When you specify the GPU architecture, please also take care of the registers bound.
https://docs.nvidia.com/cuda/cuda-c-best-practices-guide/index.html#register-pressure
Register pressure occurs when there are not enough registers available for a given task. Even though each multiprocessor contains thousands of 32-bit registers (see Features and Technical Specifications of the CUDA C++ Programming Guide), these are partitioned among concurrent threads. To prevent the compiler from allocating too many registers, use the -maxrregcount=N compiler command-line option (see nvcc) or the launch bounds kernel definition qualifier (see Execution Configuration of the CUDA C++ Programming Guide) to control the maximum number of registers to allocated per thread.

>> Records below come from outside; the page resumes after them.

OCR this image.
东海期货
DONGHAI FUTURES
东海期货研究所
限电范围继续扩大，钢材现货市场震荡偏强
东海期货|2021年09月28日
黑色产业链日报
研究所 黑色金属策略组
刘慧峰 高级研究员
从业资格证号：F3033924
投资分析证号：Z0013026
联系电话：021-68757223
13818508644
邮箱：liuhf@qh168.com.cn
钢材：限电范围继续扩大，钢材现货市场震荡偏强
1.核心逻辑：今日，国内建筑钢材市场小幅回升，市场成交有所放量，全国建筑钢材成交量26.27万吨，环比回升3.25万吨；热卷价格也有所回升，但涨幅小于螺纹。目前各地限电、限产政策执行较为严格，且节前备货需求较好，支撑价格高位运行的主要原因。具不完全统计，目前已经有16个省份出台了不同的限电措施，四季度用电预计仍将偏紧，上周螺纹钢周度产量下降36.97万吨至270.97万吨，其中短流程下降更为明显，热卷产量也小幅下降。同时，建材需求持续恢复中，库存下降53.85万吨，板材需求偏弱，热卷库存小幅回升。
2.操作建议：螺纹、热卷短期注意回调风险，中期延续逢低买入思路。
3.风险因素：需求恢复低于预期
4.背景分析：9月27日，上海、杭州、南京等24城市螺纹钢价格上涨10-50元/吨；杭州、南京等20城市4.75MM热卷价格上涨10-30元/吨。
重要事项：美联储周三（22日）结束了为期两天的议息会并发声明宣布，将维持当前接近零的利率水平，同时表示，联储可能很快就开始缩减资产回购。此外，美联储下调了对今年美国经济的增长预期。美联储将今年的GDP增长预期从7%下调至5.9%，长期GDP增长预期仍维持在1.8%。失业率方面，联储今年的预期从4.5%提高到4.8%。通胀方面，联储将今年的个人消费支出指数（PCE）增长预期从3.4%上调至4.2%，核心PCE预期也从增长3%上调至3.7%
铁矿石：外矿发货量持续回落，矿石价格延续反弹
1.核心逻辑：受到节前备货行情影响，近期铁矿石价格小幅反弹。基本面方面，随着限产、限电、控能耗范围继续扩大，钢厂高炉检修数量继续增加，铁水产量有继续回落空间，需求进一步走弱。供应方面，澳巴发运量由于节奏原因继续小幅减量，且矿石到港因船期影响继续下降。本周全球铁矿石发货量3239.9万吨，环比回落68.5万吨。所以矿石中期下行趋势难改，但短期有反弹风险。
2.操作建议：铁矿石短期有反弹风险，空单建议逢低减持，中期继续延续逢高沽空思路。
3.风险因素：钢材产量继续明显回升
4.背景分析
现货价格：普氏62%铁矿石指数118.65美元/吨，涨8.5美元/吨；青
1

For example, you should use -maxrregcount=32
for Nano.
This can be calculated via the information from the deviceQuery.
#maxrregcount = #Max register / # Max threads = 32768 / 1024 = 32
./deviceQuery Starting...
CUDA Device Query (Runtime API) version (CUDART static linking)
Detected 1 CUDA Capable device(s)
Device 0: "NVIDIA Tegra X1"
...
Total number of registers available per block: 32768
Warp size: 32
Maximum number of threads per multiprocessor: 2048
Maximum number of threads per block: 1024
...
As a result, we can run your app successfully with the following nvcc command:
$ nvcc -gencode arch=compute_53,code=sm_53 -maxrregcount=32 test.cu && ./a.out
Capture resolution: 1280x720
Rectangle size: 4x120
CUDA analysis area: 1280x720
CUDA threads used: 1920 (93%).
webcamBufs.boxMinMean[0] = 37.
Thanks.
1 Like
Thank you so much. I would not have worked that out by myself very easily.